Piezoelectric materials play an important role in electronic devices because they can interconvert electrical energy into mechanical energy. Lead zirconate titanate (PbZr_1−xTi_xO₃, PZT) ceramics have been the dominating material in the piezoelectric market during the last 60 years.¹ However, in order to protect the environment and human sustainable development due to the toxicity of lead in the compositions, a lot of effort has been recently devoted to develop high-performance lead-free piezoelectric ceramics which can eventually replace the lead-based ones.^1–26

Among all the lead-free piezoelectric materials, (K, Na)NbO₃ has been regarded as a potential candidate due to its good comprehensive electrical properties especially its flexibility in terms of compositional modification.^2–26 Saito et al. reported that alkali niobate ceramics based on Li, Ta, and Sb-modified KNN show high density and excellent performance (d₃₃ ∼ 416 pC N⁻¹; T_C ∼ 253 °C) by the reactive-templated grain growth method in 2004.² Ever then, researchers paid much attention to promote the electricity by constructing the multiphase boundary has been extensively applied in KNN-based lead-free materials.^2–26 Recently, some breakthroughs in the KNN-based ceramics were achieved.^{4–7,32–34} For example, Wu et al. obtained a series of KNN-based lead-free ceramics systems in multiphase boundary (e.g., R–O–T, R–T) with giant piezoelectricity of ≥490 pC N⁻¹, which are comparable to that of PZT materials.^4–7 According to the previous works, Sb⁵⁺, Bi_0.5M_0.5ZrO₃ (M = Na, K, Li, Ag), can effectively enhance electrical properties of KNN ceramics by constructing the multiphase boundary.^{3–8,10,14–16} Therefore, these additives are good candidates for constructing phase boundary to improve the electricity (especially the piezoelectric properties) in KNN-based ceramics.

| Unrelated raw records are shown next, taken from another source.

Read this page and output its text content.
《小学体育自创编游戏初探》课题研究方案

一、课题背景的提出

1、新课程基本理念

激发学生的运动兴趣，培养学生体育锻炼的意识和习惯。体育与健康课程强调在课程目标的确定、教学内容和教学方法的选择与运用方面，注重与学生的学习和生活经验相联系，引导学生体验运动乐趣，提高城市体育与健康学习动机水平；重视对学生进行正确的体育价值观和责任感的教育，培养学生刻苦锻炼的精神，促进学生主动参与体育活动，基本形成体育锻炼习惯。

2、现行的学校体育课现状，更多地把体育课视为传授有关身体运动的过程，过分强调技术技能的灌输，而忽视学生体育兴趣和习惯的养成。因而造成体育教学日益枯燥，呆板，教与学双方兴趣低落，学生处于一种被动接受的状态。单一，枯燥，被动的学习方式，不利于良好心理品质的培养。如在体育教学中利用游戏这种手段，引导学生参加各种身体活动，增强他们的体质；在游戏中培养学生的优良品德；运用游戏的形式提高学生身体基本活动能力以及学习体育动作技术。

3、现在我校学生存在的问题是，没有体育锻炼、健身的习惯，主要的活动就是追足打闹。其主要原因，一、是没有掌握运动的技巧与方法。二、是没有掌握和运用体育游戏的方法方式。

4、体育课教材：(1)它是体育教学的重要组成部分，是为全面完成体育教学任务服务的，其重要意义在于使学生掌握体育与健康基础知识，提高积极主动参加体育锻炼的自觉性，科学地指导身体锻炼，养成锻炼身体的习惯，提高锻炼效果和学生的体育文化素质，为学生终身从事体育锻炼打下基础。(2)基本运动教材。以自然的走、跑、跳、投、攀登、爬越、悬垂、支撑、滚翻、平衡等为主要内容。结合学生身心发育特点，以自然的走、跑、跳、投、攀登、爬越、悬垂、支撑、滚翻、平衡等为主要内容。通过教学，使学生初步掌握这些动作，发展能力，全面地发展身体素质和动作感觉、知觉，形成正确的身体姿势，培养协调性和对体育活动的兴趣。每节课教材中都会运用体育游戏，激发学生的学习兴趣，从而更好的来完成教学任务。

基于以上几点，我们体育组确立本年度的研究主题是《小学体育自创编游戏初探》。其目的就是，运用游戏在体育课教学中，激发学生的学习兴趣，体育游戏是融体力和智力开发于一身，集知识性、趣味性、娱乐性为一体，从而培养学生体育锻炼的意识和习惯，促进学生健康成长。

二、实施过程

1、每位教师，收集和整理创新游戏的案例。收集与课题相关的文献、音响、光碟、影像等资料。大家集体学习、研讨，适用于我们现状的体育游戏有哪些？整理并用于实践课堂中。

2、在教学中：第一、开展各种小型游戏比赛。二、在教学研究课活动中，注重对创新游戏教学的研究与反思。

As we known, La³⁺ has properties similar to Bi³⁺, such as the similar ionic radius, same valence state, and so on. Consequently, we exploited a new lead-free piezoelectric material system of (1 − x)K_0.44Na_0.56Nb_0.96Sb_0.04O₃-xBi_0.45La_0.05Na_0.5ZrO₃ prepared by normal sintering, and systemically investigated both their electrical performance and temperature stability. Through optimizing the composition, and the R–O–T phase boundary was mediated in this ceramics. The relatively good comprehensive performance (e.g., d₃₃ ∼ 455 ± 10 pC N⁻¹, k_p ∼ 0.47 ± 0.02, T_C ∼ 266 °C, strain ∼ 0.148%, and ) is obtained in the ceramics with x = 0.040, which is attributed to the construction of R–O–T phase boundary. Moreover, a good temperature stability of remnant polarization (P_r) as well as strain value (P_{r100 °C}/P_rRT ∼ 89.6%, P_{r180 °C}/P_rRT ∼ 73.2%, S_{100 °C}/S_RT ∼ 92.6%, S_{180 °C}/S_RT ∼ 74.1%) is gained in KNNS-0.040BLNZ ceramics with a broad temperature range from room temperature to 180 °C. The related physical mechanisms were addressed.

2. Experimental procedure

(1 − x)K_0.44Na_0.56Nb_0.96Sb_0.04O₃-xBi_0.45La_0.05Na_0.5ZrO₃ (0 ≤ x ≤ 0.06) piezoelectric ceramics were prepared by the conventional solid-state reaction process. Raw materials [Na₂CO₃ (99.8%), K₂CO₃ (99%), Nb₂O₅ (99.5%), Sb₂O₃ (99%), ZrO₂ (99%), Bi₂O₃ (99.999%), and La₂O₃ (99.99%)] were weighed according to chemical formula above. The powder dried and calcined at 850 °C for 6 hours after milled with ZrO₂ balls for 24 hours with alcohol as the dispersion medium, and then pressed into the pellets (∼10 mm diameter, ∼1 mm thickness) under a pressure of ∼10 MPa when the calcined powders were mixed with ∼8 wt% polyvinyl alcohol (PVA). After the PVA binder was burnt out, the samples were sintered at 1110–1130 °C for 3 hours in air, and then printed with silver paste on the both sides as the electrode. All specimens were polarized in a silicone oil bath at room temperature under a dc field of 3 kV mm⁻¹ for 30 min.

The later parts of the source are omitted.